In photolithography, off-axis illumination is an optical system setup in which the incoming light strikes a photomask at an oblique angle rather than perpendicularly to it, that is to say, the incident light is not parallel to the axis of the optical system.
The advantages of off-axis illumination can be explained in the context where the pattern on the photomask is a diffraction grating with a small pitch. The light that strikes the diffraction grating is diffracted in various directions.

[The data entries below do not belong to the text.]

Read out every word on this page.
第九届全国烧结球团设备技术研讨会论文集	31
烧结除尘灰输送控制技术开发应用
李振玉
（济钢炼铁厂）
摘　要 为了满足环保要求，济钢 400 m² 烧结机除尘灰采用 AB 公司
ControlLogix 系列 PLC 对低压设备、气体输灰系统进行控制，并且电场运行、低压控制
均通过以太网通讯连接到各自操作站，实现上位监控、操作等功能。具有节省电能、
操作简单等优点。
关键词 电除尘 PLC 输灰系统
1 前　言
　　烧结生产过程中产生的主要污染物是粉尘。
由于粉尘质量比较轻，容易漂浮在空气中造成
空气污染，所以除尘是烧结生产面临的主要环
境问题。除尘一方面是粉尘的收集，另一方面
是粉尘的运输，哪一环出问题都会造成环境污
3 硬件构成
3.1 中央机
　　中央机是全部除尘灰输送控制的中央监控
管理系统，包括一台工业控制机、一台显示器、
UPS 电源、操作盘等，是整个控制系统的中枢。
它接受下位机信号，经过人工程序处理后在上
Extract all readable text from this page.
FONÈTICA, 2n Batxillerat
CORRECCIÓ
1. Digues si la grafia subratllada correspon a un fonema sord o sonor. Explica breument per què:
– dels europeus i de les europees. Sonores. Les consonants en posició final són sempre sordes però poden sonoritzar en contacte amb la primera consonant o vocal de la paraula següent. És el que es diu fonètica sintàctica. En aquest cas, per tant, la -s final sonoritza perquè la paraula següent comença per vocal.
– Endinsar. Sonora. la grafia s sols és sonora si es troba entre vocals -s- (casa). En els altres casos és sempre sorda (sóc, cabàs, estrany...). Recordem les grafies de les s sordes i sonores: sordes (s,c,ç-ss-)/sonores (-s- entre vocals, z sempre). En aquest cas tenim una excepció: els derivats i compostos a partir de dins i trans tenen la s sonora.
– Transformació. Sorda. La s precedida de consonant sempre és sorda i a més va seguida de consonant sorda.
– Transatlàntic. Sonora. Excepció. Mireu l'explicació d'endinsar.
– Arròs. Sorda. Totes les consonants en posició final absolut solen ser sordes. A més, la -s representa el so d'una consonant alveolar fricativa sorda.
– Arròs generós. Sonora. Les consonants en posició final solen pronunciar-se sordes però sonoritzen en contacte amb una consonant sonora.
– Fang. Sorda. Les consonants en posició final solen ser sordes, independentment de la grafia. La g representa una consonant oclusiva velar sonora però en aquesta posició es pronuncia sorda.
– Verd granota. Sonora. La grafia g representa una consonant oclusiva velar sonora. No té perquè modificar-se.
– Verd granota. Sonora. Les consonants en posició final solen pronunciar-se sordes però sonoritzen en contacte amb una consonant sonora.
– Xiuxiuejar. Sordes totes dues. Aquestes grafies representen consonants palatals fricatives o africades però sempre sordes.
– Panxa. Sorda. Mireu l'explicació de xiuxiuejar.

If the light is incident on the grating at the normal angle (along the axis of the optical system), then the zero-th diffracted order light continues to propagate along the optical system axis (as if just passing through the grating without being affected), while the other diffraction orders are diffracted sideways, with the amount of angular deviation increasing as the pitch of the grating is decreasing. (In other words, the light of a non-zero diffraction order propagates from the diffraction grating at a larger angle with respect to the grating optical axis if the grating structure is finer.) For a sufficiently small pitch, only the 0th diffraction order manages to make it through the projection lens (as a lithography machine optical component that images the pattern on the photomask to a photoresist layer on a wafer), with the other orders being lost due to a limited size of the lens (which manufacturing cost goes up as its size becomes larger). The result is that no pattern is created on the wafer, since the 0th diffraction order only contains the average of the photomask pattern.
By making the off-axis illumination (i.e., the light is illuminating the mask at an oblique angle), all the diffraction orders from the mask are tilted, which makes it more likely that the higher diffraction orders can make it through the projection lens and help form the image of the mask onto the wafer.